Sunday, March 27, 2011

David M. Koch and The Incredible Journey of the Butterflies (NOVA)

The Monarch butterfly migrates northward from high points on the Sierra Madre mountains of Mexico in three stages. Three generations, living about two months each, each migrate northward before dying. The third generation reaches southern Canada. The fourth generation of caterpillars migrate southward through the eastern United States, taking about two months, eventually arriving at the species' winter shelter in the Sierra Madre. The first three generations live about two months each; the fourth lives about nine months.

In that area of the Sierra Madre the indigenous people welcome the butterflies' return each year with a festival incorporated into the Day of the Dead. The butterflies are said to be the returning spirits of their ancestors. This has happened for generations, the people, who are small farmers, the forest, and the butterflies co-existing in a balance. This part of the forest has been made a National Sanctuary.

One of the last points in the documentary is that this forest is now being logged to such an extent that it and the butterflies are now both endangered. The World Wildlife Fund pays locals to be informal wardens and prevent the logging. But the trees are cut down in the middle of the night and, as one of the WWF wardens said, "You don't want to meet these people. They will kill you."

On its face this didn't make sense. There had to be a third factor in this situation that NOVA hadn't mentioned.

Why is there so much more logging now? The WWF warden said that it was people "who couldn't meet their needs" who were doing the logging. So – very poor people.

As a result of NAFTA and its own corruption, the Mexican government stopped giving subsidies to Mexico's small farmers some years ago. As corn prices rose because the U.S. government subsidised ethanol for fuel, poor Mexican farmers were priced out of the corn market. The market in white bread and noodles, the cheaper, less nutritious subsitutes, is largely owned by Archer Daniels Midland.

This is missing third factor.

NOVA went nowhere near it – Archer Daniels Midland is a corporate underwriter of PBS, the entity which buys NOVA nature documentaries.

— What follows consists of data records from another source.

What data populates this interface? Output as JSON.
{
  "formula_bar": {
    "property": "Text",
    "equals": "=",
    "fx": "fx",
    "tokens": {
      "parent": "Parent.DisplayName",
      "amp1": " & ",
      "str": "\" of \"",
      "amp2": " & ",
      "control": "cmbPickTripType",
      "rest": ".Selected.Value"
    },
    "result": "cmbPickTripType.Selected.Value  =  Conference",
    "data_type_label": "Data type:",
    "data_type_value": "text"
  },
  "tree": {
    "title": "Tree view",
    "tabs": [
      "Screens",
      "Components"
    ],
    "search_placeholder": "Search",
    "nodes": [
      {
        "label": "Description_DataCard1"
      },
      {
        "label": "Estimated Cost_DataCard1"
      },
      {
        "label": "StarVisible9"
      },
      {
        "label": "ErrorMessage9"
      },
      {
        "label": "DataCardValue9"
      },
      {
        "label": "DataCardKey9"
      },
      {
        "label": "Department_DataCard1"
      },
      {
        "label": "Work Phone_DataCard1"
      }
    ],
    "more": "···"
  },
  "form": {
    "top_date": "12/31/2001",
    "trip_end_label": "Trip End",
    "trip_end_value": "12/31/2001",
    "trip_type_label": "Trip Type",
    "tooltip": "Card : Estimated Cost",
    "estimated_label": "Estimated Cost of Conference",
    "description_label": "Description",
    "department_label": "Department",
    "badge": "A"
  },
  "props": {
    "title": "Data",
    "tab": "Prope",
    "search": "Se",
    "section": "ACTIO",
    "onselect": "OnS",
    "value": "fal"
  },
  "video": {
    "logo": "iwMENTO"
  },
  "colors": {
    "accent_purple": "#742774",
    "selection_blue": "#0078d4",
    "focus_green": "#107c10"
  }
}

During the opening credits there are thanks to corporate sponsors of NOVA, among them David M. Koch. Who at the moment is doing his best to destroy both the butterflies and the Corporation for Public Broadcasting (which airs material from PBS).

On its face this doesn't make sense. There must be some third aspect.

In the film there is one very short sequence where a butterfly is caught in a spider's web. The wings are caught and stuck, splayed and beautiful and helpless. The butterfly is effectively paralyzed. And then the spider comes and wraps the butterfly up in its own organic cling-wrap, and hauls it off (up, out of the frame) to be eaten.

That's what David M. Koch was doing, along with many other corporations / billionaires, sponsoring programming for the Corporation for Public Broadcasting. Paralyzing it, keeping it unable to utter certain truths before moving to defund it entirely (wrapping it up in a complete lack of budget), and hauling off (up, out of our frame of reference) to be dissolved.